Eingeschränkte Sichtweisen
Von Luise Marbach
Eingeschränkte Sichtweisen
Vom Märchen der „Festung Europa“ und anderen Grenzziehungen in Wort und Bild.
Die Grenzen haben sich verschoben. Deutschland thront umgeben von anderen EU-Ländern in der Mitte Europas. In der Konsequenz heißt das, legal nach Deutschland als Asylsuchende einzureisen, ist derzeit so gut wie unmöglich. In der zweiten Konsequenz bedeutet die Verschiebung der Grenzen nicht nur eine Entfernung im Raum. Sie ist auch zu einer Entfernung in den Köpfen geworden. Die (sichtbaren) Grenzen sind dem Blick der deutschen Mehrheitsgesellschaft entrückt. Und obwohl das Interesse an den Themen Grenze und Migration als solches nur noch gering erscheint, werden die Mechanismen von Ein-und Ausgrenzung im medialen Raum tagtäglich reproduziert. Um diese nachvollziehen zu können, muss gefragt werden, in welchen Bereichen, auf welche Weise und mit welchen Konsequenzen, Grenzen und Menschen in grenzüberschreitender Bewegung in der deutschen Medienlandschaft repräsentiert werden. Repräsentation ist dabei aber nicht als bloße Spiegelung oder direkte Wiedergabe einer bestehenden Wirklichkeit oder eines bestehenden Gegenstandes zu betrachten, sondern vielmehr als Herstellung einer Wirklichkeit durch die Art und Weise der Darstellung.
Die Festungs-Metapher
Immer wieder ist die Rede von der „Festung Europa“, wenn über den Ausbau der EUAußengrenze und deren tödlichen Folgen berichtet wird.

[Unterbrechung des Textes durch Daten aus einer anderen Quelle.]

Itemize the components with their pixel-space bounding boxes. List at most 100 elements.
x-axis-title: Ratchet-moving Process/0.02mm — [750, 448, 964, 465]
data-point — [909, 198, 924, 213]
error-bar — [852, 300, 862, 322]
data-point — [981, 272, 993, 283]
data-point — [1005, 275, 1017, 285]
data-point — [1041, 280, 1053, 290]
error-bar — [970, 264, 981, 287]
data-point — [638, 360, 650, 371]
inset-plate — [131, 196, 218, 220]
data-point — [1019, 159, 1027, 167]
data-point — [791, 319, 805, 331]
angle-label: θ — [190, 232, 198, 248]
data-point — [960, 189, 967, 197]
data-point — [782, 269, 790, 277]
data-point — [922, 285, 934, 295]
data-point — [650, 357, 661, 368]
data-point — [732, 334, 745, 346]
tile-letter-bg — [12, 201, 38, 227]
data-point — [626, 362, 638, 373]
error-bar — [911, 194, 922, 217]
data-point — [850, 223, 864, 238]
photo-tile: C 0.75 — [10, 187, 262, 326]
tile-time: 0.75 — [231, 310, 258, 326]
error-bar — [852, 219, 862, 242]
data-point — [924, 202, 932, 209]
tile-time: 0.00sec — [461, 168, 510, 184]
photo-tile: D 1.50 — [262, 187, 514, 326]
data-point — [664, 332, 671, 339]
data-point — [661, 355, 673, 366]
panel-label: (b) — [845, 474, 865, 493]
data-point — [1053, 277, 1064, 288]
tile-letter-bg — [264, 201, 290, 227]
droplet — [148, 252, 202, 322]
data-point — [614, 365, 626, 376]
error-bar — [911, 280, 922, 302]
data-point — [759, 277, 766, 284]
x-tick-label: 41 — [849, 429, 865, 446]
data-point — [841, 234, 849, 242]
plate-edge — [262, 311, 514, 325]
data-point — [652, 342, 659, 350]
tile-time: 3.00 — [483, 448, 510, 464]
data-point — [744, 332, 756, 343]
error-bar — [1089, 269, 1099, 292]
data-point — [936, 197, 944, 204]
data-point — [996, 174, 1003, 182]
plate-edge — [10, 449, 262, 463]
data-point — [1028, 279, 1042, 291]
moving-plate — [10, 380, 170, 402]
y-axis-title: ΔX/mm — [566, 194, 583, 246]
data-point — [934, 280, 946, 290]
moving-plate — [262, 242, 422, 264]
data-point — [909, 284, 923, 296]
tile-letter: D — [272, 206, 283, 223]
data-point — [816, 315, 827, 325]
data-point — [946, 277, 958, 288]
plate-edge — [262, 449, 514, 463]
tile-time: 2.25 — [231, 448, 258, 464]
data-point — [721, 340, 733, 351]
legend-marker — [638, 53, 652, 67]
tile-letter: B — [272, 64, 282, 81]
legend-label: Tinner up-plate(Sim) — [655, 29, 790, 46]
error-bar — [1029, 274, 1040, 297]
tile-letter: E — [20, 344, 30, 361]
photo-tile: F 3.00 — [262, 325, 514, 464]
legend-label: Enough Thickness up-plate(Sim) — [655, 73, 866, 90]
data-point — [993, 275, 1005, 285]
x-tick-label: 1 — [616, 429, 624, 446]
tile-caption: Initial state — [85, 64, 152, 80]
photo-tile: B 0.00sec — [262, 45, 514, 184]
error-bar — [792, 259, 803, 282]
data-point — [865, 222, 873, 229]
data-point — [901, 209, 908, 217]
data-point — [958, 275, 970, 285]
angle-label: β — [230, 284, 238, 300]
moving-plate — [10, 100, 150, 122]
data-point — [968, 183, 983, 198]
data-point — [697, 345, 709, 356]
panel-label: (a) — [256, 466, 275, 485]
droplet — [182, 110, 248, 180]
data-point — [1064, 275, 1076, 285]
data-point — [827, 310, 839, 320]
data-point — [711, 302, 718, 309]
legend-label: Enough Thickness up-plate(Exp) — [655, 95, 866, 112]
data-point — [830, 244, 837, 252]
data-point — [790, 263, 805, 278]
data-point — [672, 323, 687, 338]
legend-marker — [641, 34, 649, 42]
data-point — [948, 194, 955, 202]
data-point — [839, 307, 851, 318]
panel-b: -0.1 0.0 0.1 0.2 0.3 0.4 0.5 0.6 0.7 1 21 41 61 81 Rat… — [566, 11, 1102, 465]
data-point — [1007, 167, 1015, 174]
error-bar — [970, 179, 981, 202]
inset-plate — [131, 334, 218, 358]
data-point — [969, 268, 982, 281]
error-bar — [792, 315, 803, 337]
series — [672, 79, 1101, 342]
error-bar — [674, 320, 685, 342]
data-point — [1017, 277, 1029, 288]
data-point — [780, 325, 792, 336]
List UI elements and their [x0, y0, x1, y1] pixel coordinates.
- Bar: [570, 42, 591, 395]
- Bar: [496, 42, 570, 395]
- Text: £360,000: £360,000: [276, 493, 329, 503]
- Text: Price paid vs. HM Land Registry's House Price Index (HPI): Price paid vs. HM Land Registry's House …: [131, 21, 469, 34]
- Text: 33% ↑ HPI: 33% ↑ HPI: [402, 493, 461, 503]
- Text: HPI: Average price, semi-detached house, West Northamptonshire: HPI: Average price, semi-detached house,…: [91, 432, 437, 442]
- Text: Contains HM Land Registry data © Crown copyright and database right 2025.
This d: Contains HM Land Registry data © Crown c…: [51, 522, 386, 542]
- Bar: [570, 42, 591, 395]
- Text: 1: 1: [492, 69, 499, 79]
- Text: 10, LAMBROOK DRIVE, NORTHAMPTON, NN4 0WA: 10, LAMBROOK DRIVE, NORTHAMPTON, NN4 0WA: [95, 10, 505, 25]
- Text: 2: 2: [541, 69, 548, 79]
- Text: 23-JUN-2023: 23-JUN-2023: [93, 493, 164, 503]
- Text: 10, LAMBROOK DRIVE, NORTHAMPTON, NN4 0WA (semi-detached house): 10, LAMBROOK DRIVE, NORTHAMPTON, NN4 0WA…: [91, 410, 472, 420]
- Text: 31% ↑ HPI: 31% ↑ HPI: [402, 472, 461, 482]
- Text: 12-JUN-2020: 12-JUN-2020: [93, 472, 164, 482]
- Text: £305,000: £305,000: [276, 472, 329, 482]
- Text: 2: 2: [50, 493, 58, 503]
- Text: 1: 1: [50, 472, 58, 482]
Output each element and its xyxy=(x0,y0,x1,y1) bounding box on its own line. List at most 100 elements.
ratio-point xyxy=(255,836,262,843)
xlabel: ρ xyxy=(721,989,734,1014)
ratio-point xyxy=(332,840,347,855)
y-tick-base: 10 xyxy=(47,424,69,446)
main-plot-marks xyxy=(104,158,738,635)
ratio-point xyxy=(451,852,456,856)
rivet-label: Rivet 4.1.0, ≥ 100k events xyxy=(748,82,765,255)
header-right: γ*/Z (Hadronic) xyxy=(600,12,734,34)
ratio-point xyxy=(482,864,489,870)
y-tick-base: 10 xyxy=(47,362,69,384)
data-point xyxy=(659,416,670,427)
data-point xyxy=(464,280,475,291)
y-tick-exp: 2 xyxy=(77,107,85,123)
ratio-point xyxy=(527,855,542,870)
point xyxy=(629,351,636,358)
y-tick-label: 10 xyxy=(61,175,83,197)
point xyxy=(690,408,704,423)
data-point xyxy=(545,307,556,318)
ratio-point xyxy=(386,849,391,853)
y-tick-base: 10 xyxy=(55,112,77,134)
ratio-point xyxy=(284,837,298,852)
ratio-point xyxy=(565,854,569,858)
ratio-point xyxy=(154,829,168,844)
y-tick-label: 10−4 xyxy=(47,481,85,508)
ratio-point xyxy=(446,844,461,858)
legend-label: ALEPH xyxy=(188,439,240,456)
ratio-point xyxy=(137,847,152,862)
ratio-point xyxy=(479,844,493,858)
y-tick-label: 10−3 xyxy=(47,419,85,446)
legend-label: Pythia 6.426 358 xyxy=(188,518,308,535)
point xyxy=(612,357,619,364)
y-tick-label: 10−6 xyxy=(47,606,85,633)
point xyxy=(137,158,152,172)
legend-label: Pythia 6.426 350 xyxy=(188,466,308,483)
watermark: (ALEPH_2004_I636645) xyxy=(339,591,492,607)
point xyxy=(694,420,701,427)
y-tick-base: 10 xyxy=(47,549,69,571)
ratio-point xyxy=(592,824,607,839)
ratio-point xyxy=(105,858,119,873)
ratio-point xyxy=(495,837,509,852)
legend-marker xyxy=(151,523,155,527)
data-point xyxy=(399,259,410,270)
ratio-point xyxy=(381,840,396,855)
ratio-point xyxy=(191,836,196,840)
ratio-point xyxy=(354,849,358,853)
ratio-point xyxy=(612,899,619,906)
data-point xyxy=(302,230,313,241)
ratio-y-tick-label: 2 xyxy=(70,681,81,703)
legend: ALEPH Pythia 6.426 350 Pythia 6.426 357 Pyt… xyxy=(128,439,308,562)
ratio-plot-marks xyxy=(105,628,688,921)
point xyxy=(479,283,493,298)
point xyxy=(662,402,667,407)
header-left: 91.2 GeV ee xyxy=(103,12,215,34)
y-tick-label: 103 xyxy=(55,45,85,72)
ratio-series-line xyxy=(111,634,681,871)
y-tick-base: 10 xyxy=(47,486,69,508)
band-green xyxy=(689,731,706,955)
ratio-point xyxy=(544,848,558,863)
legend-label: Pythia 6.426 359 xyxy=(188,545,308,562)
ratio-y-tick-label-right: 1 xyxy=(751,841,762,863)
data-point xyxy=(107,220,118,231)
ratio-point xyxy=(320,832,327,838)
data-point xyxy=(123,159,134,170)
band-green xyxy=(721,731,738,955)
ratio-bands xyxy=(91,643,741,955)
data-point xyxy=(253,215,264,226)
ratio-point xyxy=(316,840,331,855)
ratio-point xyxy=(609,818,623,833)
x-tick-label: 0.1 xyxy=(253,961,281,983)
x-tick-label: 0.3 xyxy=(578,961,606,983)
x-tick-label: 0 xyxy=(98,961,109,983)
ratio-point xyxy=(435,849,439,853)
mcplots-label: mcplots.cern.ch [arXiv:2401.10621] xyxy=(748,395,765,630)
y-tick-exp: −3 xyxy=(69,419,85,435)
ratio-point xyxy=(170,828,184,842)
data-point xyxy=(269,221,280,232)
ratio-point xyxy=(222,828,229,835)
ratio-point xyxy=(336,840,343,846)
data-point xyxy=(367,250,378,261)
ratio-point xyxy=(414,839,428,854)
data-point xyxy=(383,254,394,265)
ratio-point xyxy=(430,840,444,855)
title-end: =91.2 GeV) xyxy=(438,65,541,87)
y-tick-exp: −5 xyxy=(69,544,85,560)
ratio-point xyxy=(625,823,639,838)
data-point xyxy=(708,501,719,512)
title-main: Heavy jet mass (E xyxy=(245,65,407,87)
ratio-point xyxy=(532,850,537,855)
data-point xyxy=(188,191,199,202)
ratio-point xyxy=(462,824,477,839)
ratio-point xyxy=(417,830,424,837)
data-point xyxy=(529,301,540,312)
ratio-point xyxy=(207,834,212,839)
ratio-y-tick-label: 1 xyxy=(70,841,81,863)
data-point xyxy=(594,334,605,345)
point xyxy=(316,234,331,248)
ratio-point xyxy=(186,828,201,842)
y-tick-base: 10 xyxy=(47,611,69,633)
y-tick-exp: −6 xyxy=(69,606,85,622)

Geprägt wurde der Begriff „Festung Europa“ 1942 durch die Nationalsozialisten als Propagandaschlagwort für deren neue Großraumpolitik. Neben militärischen trug der Begriff auch rassistische Konnotationen. Eine Neubelebung erfuhr die Festungs-Metapher mit der Europäisierung der Grenz- und Migrationspolitik in den 1990er Jahren. Bedienten sich zuerst einmal vor allem linke Kritikerinnen und Kritiker dieser, um ihre Ablehnung gegenüber der voranschreitenden Abschottung Europas zu verdeutlichen, ist der Begriff heute im allgemeinen Sprachgebrauch fest verankert. Angefangen von antirassistischen Gruppierungen bis hin zu Konservativen, überall ist die Rede von der Festung, die ihre Tore geschlossen hat und ihre Mauern immer höher zieht.
Die Festungs-Metapher suggeriert, dass die migrationspolitischen Strategien der EU allein auf die Abschottung gegenüber Migrationsbewegungen und die Militarisierung der Außengrenze zielt. Zweifellos gilt es diesen – zweifellos zu skandalisierenden – Aspekt der Migrationspolitik. Der Opferdiskurs, der dem Blick aus der „Festung Europa“ hinaus auf das Geschehen an ihren Rändern inhärent ist, stellt aber auch eine stark eingeschränkte Sichtweise auf den komplexen Zusammenhang von grenzüberschreitender Bewegung und Regulierung dar und wird den paradoxen Wirkungsweisen und Effekten des europäischen Grenzregimes nicht gerecht. Das Bild von der Festung suggeriert darüber hinaus, dass die EU ein homogenes, geschlossenes Ganzes ist und nährt die Vorstellung, einer einheitlichen Politik, obwohl gerade die EU auf vielen Ebenen von miteinander kollidierenden Interessen durchzogen ist.